Düşünceler, harekete dönüşür. Potansiyel, kullanılabilir hale gelir. Uyuyan kaslar, hayat bulur. Ölü kütleler canlanır. Endişeler dizginlenir. Beden çizgileri uzamaya ve düzelmeye başlar. Sırt, dikliğini bulur. Sembolik ifadesi hafıza olan sırt, meditatif dansın temel noktasıdır. Her yeni gelişim sonunda sırtta yeni bir diklik, benlikte yeni bir güven hissi ve ifadede cesaret oluşur. Sadece omurgada bulunan altı yüzü aşkın kas, bir seneye yayılan sürede canlanır ve güçlenir.

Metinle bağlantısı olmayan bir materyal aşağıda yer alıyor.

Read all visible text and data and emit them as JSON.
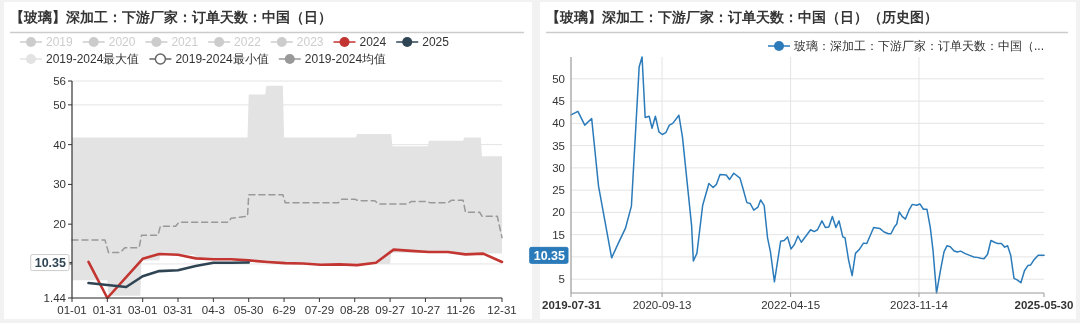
{
  "chart_data": [
    {
      "type": "line",
      "title": "【玻璃】深加工：下游厂家：订单天数：中国（日）",
      "legend": "top",
      "grid": "y",
      "xlim": [
        "--01-01",
        "--12-31"
      ],
      "xticks": [
        {
          "value": "--01-01",
          "label": "01-01"
        },
        {
          "value": "--01-31",
          "label": "01-31"
        },
        {
          "value": "--03-01",
          "label": "03-01"
        },
        {
          "value": "--03-31",
          "label": "03-31"
        },
        {
          "value": "--04-30",
          "label": "04-3"
        },
        {
          "value": "--05-30",
          "label": "05-30"
        },
        {
          "value": "--06-29",
          "label": "6-29"
        },
        {
          "value": "--07-29",
          "label": "07-29"
        },
        {
          "value": "--08-28",
          "label": "08-28"
        },
        {
          "value": "--09-27",
          "label": "09-27"
        },
        {
          "value": "--10-27",
          "label": "10-27"
        },
        {
          "value": "--11-26",
          "label": "11-26"
        },
        {
          "value": "--12-31",
          "label": "12-31"
        }
      ],
      "ylim": [
        1.44,
        56
      ],
      "yticks": [
        1.44,
        {
          "value": 10,
          "label": null
        },
        10.35,
        20,
        30,
        40,
        50,
        56
      ],
      "series": [
        {
          "name": "2019",
          "color": "#cccccc"
        },
        {
          "name": "2020",
          "color": "#cccccc"
        },
        {
          "name": "2021",
          "color": "#cccccc"
        },
        {
          "name": "2022",
          "color": "#cccccc"
        },
        {
          "name": "2023",
          "color": "#cccccc"
        },
        {
          "name": "2024",
          "type": "line",
          "color": "#c23531",
          "x": [
            "--01-15",
            "--01-31",
            "--03-01",
            "--03-15",
            "--03-31",
            "--04-15",
            "--04-30",
            "--05-15",
            "--05-30",
            "--06-15",
            "--06-30",
            "--07-15",
            "--07-30",
            "--08-15",
            "--08-30",
            "--09-15",
            "--09-30",
            "--10-15",
            "--10-30",
            "--11-15",
            "--11-30",
            "--12-15",
            "--12-31"
          ],
          "values": [
            10.5,
            1.44,
            11.3,
            12.5,
            12.3,
            11.4,
            11.2,
            11.2,
            10.9,
            10.5,
            10.2,
            10.1,
            9.8,
            9.9,
            9.7,
            10.3,
            13.6,
            13.3,
            13.0,
            13.0,
            12.4,
            12.6,
            10.5
          ]
        },
        {
          "name": "2025",
          "type": "line",
          "color": "#2f4554",
          "x": [
            "--01-15",
            "--02-16",
            "--03-01",
            "--03-15",
            "--03-31",
            "--04-15",
            "--04-30",
            "--05-15",
            "--05-30"
          ],
          "values": [
            5.2,
            4.2,
            6.9,
            8.2,
            8.4,
            9.5,
            10.3,
            10.3,
            10.35
          ]
        },
        {
          "name": "2019-2024最大值",
          "type": "area",
          "color": "#e3e3e3",
          "x": [
            "--01-01",
            "--05-29",
            "--05-30",
            "--06-13",
            "--06-14",
            "--06-28",
            "--06-29",
            "--08-29",
            "--08-30",
            "--09-28",
            "--09-29",
            "--10-29",
            "--10-30",
            "--11-28",
            "--11-29",
            "--12-13",
            "--12-14",
            "--12-31"
          ],
          "values": [
            41.8,
            41.8,
            52.6,
            52.6,
            54.8,
            54.8,
            41.8,
            41.8,
            42.7,
            42.7,
            39.6,
            39.6,
            41.0,
            41.0,
            41.8,
            41.8,
            37.1,
            37.1
          ]
        },
        {
          "name": "2019-2024最小值",
          "type": "area",
          "color": "#ffffff",
          "x": [
            "--01-01",
            "--01-31",
            "--02-01",
            "--02-28",
            "--02-29",
            "--03-15",
            "--03-16",
            "--04-14",
            "--04-15",
            "--05-29",
            "--05-30",
            "--06-28",
            "--06-29",
            "--09-27",
            "--09-28",
            "--11-25",
            "--11-26",
            "--12-31"
          ],
          "values": [
            5.9,
            5.9,
            2.0,
            2.0,
            10.9,
            10.9,
            12.3,
            12.3,
            11.0,
            11.0,
            10.5,
            10.5,
            10.0,
            10.0,
            12.8,
            12.8,
            12.6,
            12.6
          ]
        },
        {
          "name": "2019-2024均值",
          "type": "line",
          "line_style": "dashed",
          "color": "#999999",
          "x": [
            "--01-01",
            "--01-29",
            "--02-01",
            "--02-11",
            "--02-15",
            "--02-27",
            "--02-29",
            "--03-14",
            "--03-16",
            "--03-29",
            "--04-01",
            "--05-13",
            "--05-15",
            "--05-29",
            "--05-30",
            "--06-28",
            "--06-30",
            "--08-14",
            "--08-17",
            "--08-28",
            "--08-31",
            "--09-14",
            "--09-17",
            "--10-12",
            "--10-15",
            "--10-28",
            "--10-31",
            "--11-15",
            "--11-18",
            "--11-28",
            "--11-30",
            "--12-12",
            "--12-14",
            "--12-27",
            "--12-31"
          ],
          "values": [
            16.0,
            16.0,
            12.9,
            12.9,
            14.1,
            14.1,
            17.2,
            17.2,
            19.5,
            19.5,
            20.5,
            20.5,
            21.5,
            22.0,
            27.4,
            27.4,
            25.4,
            25.4,
            26.3,
            26.3,
            25.9,
            25.9,
            25.1,
            25.1,
            25.7,
            25.7,
            25.4,
            25.4,
            26.0,
            26.0,
            23.0,
            23.0,
            22.0,
            22.0,
            16.6
          ]
        }
      ]
    },
    {
      "type": "line",
      "title": "【玻璃】深加工：下游厂家：订单天数：中国（日）（历史图）",
      "legend": "top right",
      "grid": true,
      "xlim": [
        "2019-07-31",
        "2025-05-30"
      ],
      "xticks": [
        "2019-07-31",
        "2020-09-13",
        "2022-04-15",
        "2023-11-14",
        "2025-05-30"
      ],
      "ylim": [
        1.9,
        54.9
      ],
      "yticks": [
        5,
        {
          "value": 10,
          "label": null
        },
        10.35,
        15,
        20,
        25,
        30,
        35,
        40,
        45,
        50
      ],
      "series": [
        {
          "name": "玻璃：深加工：下游厂家：订单天数：中国（...",
          "color": "#2b7bba",
          "x": [
            "2019-07-31",
            "2019-08-31",
            "2019-10-01",
            "2019-11-01",
            "2019-12-02",
            "2020-01-30",
            "2020-03-04",
            "2020-04-01",
            "2020-04-28",
            "2020-06-02",
            "2020-06-15",
            "2020-06-29",
            "2020-07-17",
            "2020-07-30",
            "2020-08-14",
            "2020-08-30",
            "2020-09-14",
            "2020-09-30",
            "2020-10-16",
            "2020-10-31",
            "2020-11-28",
            "2020-12-14",
            "2021-01-24",
            "2021-02-01",
            "2021-02-17",
            "2021-03-15",
            "2021-04-12",
            "2021-05-01",
            "2021-05-16",
            "2021-06-01",
            "2021-06-29",
            "2021-07-14",
            "2021-08-02",
            "2021-08-30",
            "2021-09-14",
            "2021-09-30",
            "2021-10-15",
            "2021-10-31",
            "2021-11-19",
            "2021-12-01",
            "2021-12-17",
            "2022-01-01",
            "2022-01-14",
            "2022-02-01",
            "2022-03-01",
            "2022-03-17",
            "2022-04-01",
            "2022-04-17",
            "2022-05-02",
            "2022-05-18",
            "2022-06-02",
            "2022-06-29",
            "2022-07-14",
            "2022-07-30",
            "2022-08-14",
            "2022-09-03",
            "2022-09-19",
            "2022-10-04",
            "2022-10-20",
            "2022-11-05",
            "2022-11-19",
            "2022-12-06",
            "2022-12-16",
            "2023-01-01",
            "2023-01-17",
            "2023-02-01",
            "2023-02-17",
            "2023-03-09",
            "2023-03-24",
            "2023-04-24",
            "2023-05-21",
            "2023-06-10",
            "2023-06-29",
            "2023-07-11",
            "2023-07-27",
            "2023-08-06",
            "2023-08-17",
            "2023-08-30",
            "2023-09-14",
            "2023-09-30",
            "2023-10-15",
            "2023-11-03",
            "2023-11-18",
            "2023-12-04",
            "2023-12-20",
            "2024-01-04",
            "2024-01-16",
            "2024-02-01",
            "2024-02-20",
            "2024-03-06",
            "2024-03-19",
            "2024-04-03",
            "2024-04-19",
            "2024-05-04",
            "2024-05-20",
            "2024-06-07",
            "2024-07-02",
            "2024-07-18",
            "2024-08-02",
            "2024-08-18",
            "2024-09-02",
            "2024-09-18",
            "2024-10-03",
            "2024-10-19",
            "2024-11-03",
            "2024-11-19",
            "2024-12-04",
            "2024-12-17",
            "2024-12-31",
            "2025-01-15",
            "2025-01-31",
            "2025-02-15",
            "2025-03-03",
            "2025-03-19",
            "2025-03-31",
            "2025-04-14",
            "2025-05-04",
            "2025-05-30"
          ],
          "values": [
            41.9,
            42.7,
            39.6,
            41.1,
            25.9,
            9.8,
            13.5,
            16.4,
            21.4,
            52.7,
            54.9,
            41.3,
            41.6,
            38.9,
            41.6,
            38.1,
            37.5,
            37.9,
            39.6,
            40.0,
            41.8,
            36.9,
            17.1,
            9.1,
            10.8,
            21.6,
            26.5,
            25.6,
            26.3,
            28.5,
            28.4,
            27.4,
            28.8,
            27.7,
            25.1,
            22.2,
            22.0,
            20.5,
            21.2,
            22.8,
            21.5,
            14.3,
            11.2,
            4.4,
            13.5,
            13.7,
            14.5,
            11.8,
            12.8,
            14.7,
            13.3,
            15.1,
            16.1,
            15.7,
            16.1,
            18.1,
            16.6,
            16.7,
            19.1,
            16.6,
            18.1,
            14.5,
            14.3,
            9.3,
            5.8,
            10.8,
            11.6,
            13.1,
            13.0,
            16.6,
            16.4,
            15.6,
            15.2,
            15.2,
            16.8,
            17.4,
            20.1,
            19.1,
            18.5,
            20.5,
            21.8,
            21.6,
            21.9,
            20.7,
            20.7,
            16.6,
            11.6,
            1.9,
            7.3,
            11.2,
            12.5,
            12.3,
            11.4,
            11.1,
            11.3,
            10.8,
            10.3,
            10.0,
            9.9,
            9.7,
            9.6,
            10.6,
            13.7,
            13.3,
            13.0,
            13.0,
            12.2,
            12.5,
            10.4,
            5.2,
            4.8,
            4.2,
            6.9,
            8.1,
            8.2,
            9.3,
            10.4,
            10.35
          ]
        }
      ]
    }
  ]
}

Hafızamızda ve geçmişimizde saklı, bilinçaltında her zaman canlı pişmanlık, tutarsızlık ve suçlululuk hislerinden kaynaklanan korkular, yerini sonsuz bir güvene, sorumluluk hissine ve olgunluğa bırakır. Böylece kendi geçmişimizi bir kambur gibi taşımaktan vazgeçer, onun doğruluk ve saflıklarını ayırt ederek, vicdanımızı yok saymak yerine, onunla anlaşmaya başlarız.

Ve hafızamızın üstünde, esnek bir çizgiye sahip oluruz. Tüm özelliklerimize ifade canlılığı ve birleşenlerimize uyum getiririz.